Sunday, February 14, 2010

For Valentine's Day: An Edward Gorey Review: The Black Doll: A Silent Screenplay

The Black Doll: A Silent Screenplay
This book is something special, primarily for Gorey fans (this is admittedly true of everything he wrote). The book opens with a rare interview with Edward Gorey that is full of enchanting and informative tidbits; Gorey himself is charming and fun, as you would expect.

The screenplay of "The Black Doll" is mysterious, macabre, and full of references to films both familiar and obscure.  It has the satisfying inscrutability of a Robbe-Grillet novel—but with much more charm and friendliness. I suspect that this screenplay would not make a terribly watchable film--much of the action and information about the characters appears in explanatory texts within the screenplay, but not in dialogue or explicit action--but that is sublimely unimportant.  All in all, The Black Doll is a book to go back to, and puzzle over and delight in again and again over a glass of port (or three).

Speaking of the unfilmability of things:  this is as good a place as any to call you attention to the utterly amazing Tristram Shandy: A Cock and Bull Story,  a delicious and hilarious film of (and ode to) Sterne's 'unfilmable' Tristram Shandy.  I've never been able to finish the book, so I can't in good conscience write anything about the film's relationship to the book, or vice versa--but the film is endlessly surprising in its sophistication and delicious literary whatnottery.  Check it out!

Tuesday, February 2, 2010

City Boy, by Edmund White

City Boy: My Life in New York During the 1960s and '70sEdmund White's City Boy is a memoir of the author's growth as a writer during the 1970s, primarily in New York.

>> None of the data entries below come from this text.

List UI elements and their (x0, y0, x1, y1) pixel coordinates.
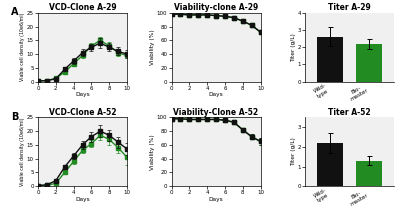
Title: Titer A-52: Titer A-52 (328, 108, 371, 117)
Title: VCD-Clone A-52: VCD-Clone A-52 (49, 108, 116, 117)
Y-axis label: Viable cell density (10e6/ml): Viable cell density (10e6/ml) (20, 13, 26, 82)
Y-axis label: Viable cell density (10e6/ml): Viable cell density (10e6/ml) (20, 117, 26, 186)
Bar (356, 161, 382, 186)
Title: VCD-Clone A-29: VCD-Clone A-29 (49, 3, 116, 12)
Y-axis label: Viability (%): Viability (%) (150, 29, 156, 65)
X-axis label: Days: Days (209, 92, 223, 97)
Y-axis label: Viability (%): Viability (%) (150, 134, 156, 170)
Bar (316, 37, 343, 82)
Title: Viability-clone A-29: Viability-clone A-29 (174, 3, 258, 12)
Bar (316, 143, 343, 186)
Text: B: B (11, 112, 19, 122)
Y-axis label: Titer (g/L): Titer (g/L) (291, 137, 296, 166)
Title: Viability-Clone A-52: Viability-Clone A-52 (174, 108, 258, 117)
Title: Titer A-29: Titer A-29 (328, 3, 371, 12)
Y-axis label: Titer (g/L): Titer (g/L) (291, 33, 296, 62)
Text: A: A (11, 7, 19, 17)
X-axis label: Days: Days (75, 197, 90, 202)
X-axis label: Days: Days (209, 197, 223, 202)
X-axis label: Days: Days (75, 92, 90, 97)
Bar (356, 44, 382, 82)
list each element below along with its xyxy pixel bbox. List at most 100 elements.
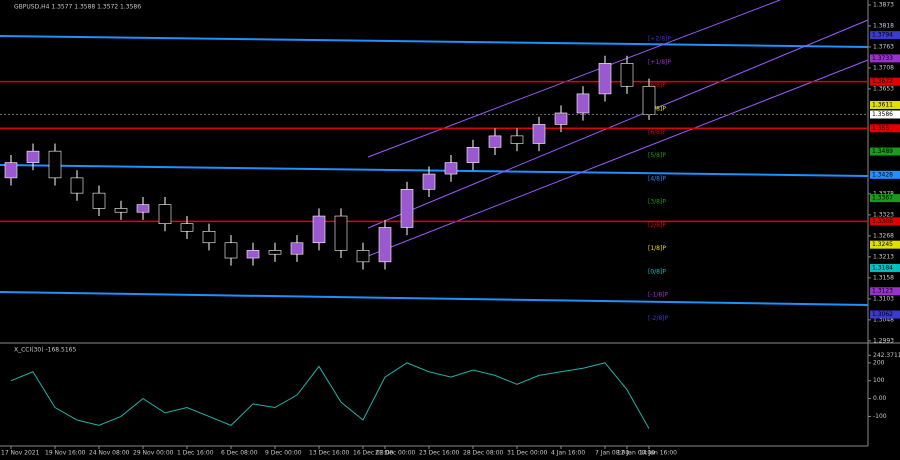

It is full of anecdotes and stories about real people--of varying degrees of fame--like Robert Wilson, James Merrill, William Burroughs, and Harold Brodkey, among many, many others. All of the characterizations are fascinating, capturing the particular impact that this or that person had on the author. These passages are the kind that inspired me to track down some of the people that were new to me and thus discover something wonderful and unexpected; and on the other hand, to be reminded of old favorites now also seen in the new light of White's sensibility.

The description of Jasper Johns in Chapter 15, whose "house had the sort of simplicity that only money could buy" (214) is especially powerful. His description of Johns starts on an intimate, personal level and then opens into a discussion (one of many) about the differences between artists of the time who were publicly out (like White) and those that were closeted (like Johns, Sontag, and many others). This chapter especially exemplifies White's charm, and the mixture of his thoughtfulness, his awe for the people who inspired him, and (not least) his vanity. Like he does in most of the book, in this chapter he balances the nostalgic voyeurism of his past with a thoughtful criticism of the attitudes of his younger self.

The book is solidly interesting and rewarding--up until the last chapter, which seems rushed and awkward. White doesn't seem to know how to talk about Susan Sontag, and ends up shifting suddenly, through a discussion of the impact of AIDS on the 1970s New York scene, into a weaker, maudlin prose unlike anything that precedes it. The impulse to grieve rings true, but his writing is clearly more effective in remembering earlier, happier times than it is eulogizing the loss of them.